The gain for mutual cooperation (5) in the prisoner's dilemma is kept smaller than the gain for one-sided defection (10), so that there would always be a "temptation" to defect. This assumption is not generally valid. For example, it is easy to imagine that two wolves together would be able to kill an animal that is more than twice as large as the largest one each of them might have killed on his own. Even if an altruistic wolf would kill a rabbit and give it to another wolf, and the other wolf would do nothing in return, the selfish wolf would still have less to eat than if he had helped his companion to kill a deer. Yet we will assume that the synergistic effect is smaller than the gains made by defection (i.e. letting someone help you without doing anything in return).

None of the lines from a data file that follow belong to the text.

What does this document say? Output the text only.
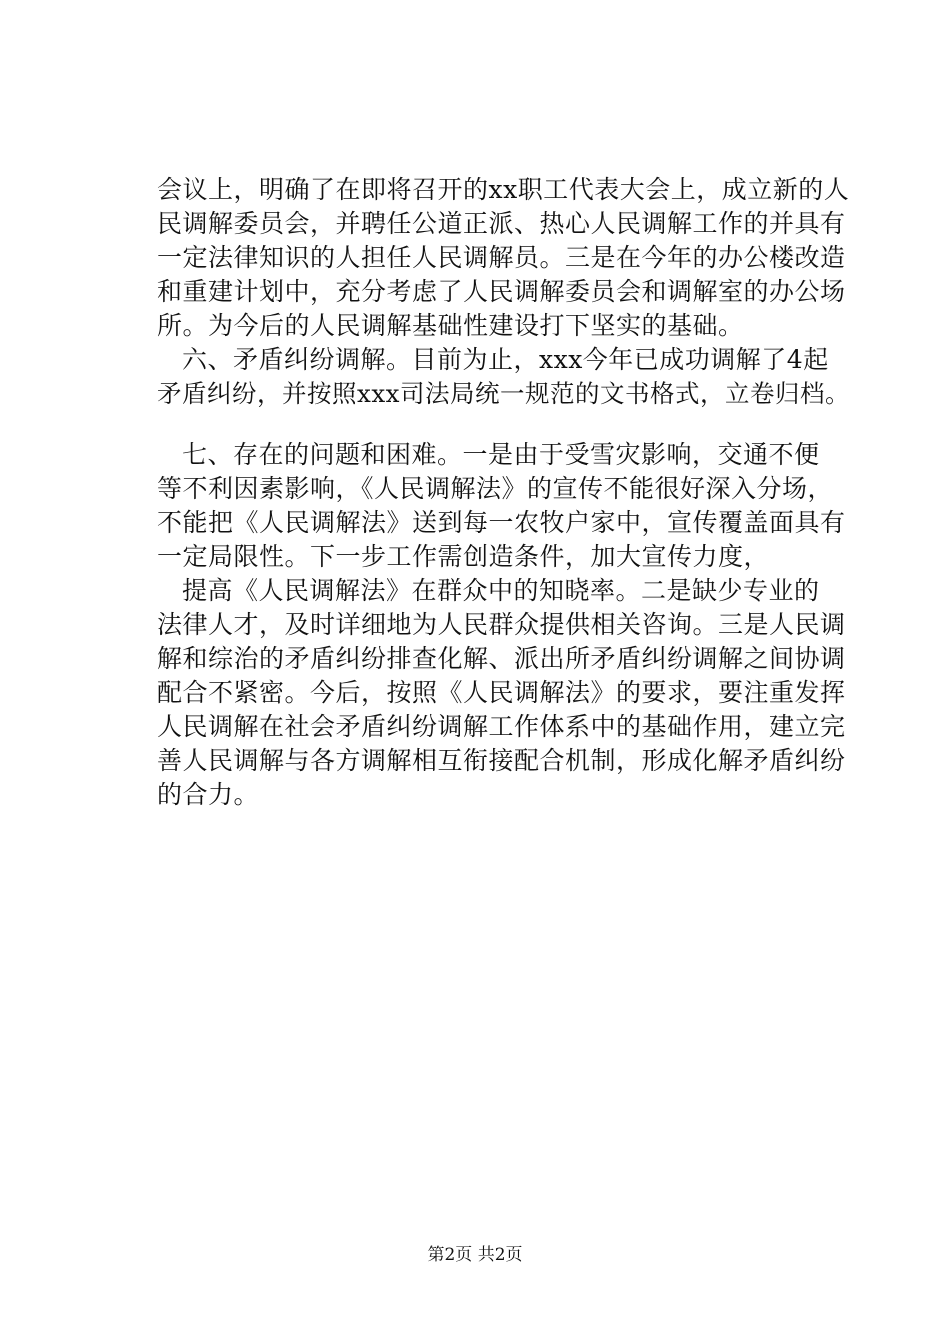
会议上，明确了在即将召开的xx职工代表大会上，成立新的人
民调解委员会，并聘任公道正派、热心人民调解工作的并具有
一定法律知识的人担任人民调解员。三是在今年的办公楼改造
和重建计划中，充分考虑了人民调解委员会和调解室的办公场
所。为今后的人民调解基础性建设打下坚实的基础。
六、矛盾纠纷调解。目前为止，xxx今年已成功调解了4起
矛盾纠纷，并按照xxx司法局统一规范的文书格式，立卷归档。
七、存在的问题和困难。一是由于受雪灾影响，交通不便
等不利因素影响，《人民调解法》的宣传不能很好深入分场，
不能把《人民调解法》送到每一农牧户家中，宣传覆盖面具有
一定局限性。下一步工作需创造条件，加大宣传力度，
提高《人民调解法》在群众中的知晓率。二是缺少专业的
法律人才，及时详细地为人民群众提供相关咨询。三是人民调
解和综治的矛盾纠纷排查化解、派出所矛盾纠纷调解之间协调
配合不紧密。今后，按照《人民调解法》的要求，要注重发挥
人民调解在社会矛盾纠纷调解工作体系中的基础作用，建立完
善人民调解与各方调解相互衔接配合机制，形成化解矛盾纠纷
的合力。
第2页 共2页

This is realistic if we take into account the fact that the synergy usually only gets its full power after a long term process of mutual cooperation (hunting a deer is a quite time-consuming and complicated business). The prisoner's dilemma is meant to study short term decision-making where the actors do not have any specific expectations about future interactions or collaborations (as is the case in the original situation of the jailed criminals). This is the normal situation during blind-variation-and-selective-retention evolution. Long term cooperations can only evolve after short term ones have been selected: evolution is cumulative, adding small improvements upon small improvements, but without blindly making major jumps.

The problem with the prisoner's dilemma is that if both decision-makers were purely rational, they would never cooperate. Indeed, rational decision-making means that you make the decision which is best for you whatever the other actor chooses. Suppose the other one would defect, then it is rational to defect yourself: you won't gain anything, but if you do not defect you will be stuck with a -10 loss. Suppose the other one would cooperate, then you will gain anyway, but you will gain more if you do not cooperate, so here too the rational choice is to defect. The problem is that if both actors are rational, both will decide to defect, and none of them will gain anything. However, if both would "irrationally" decide to cooperate, both would gain 5 points. This seeming paradox can be formulated more explicitly through the principle of suboptimization.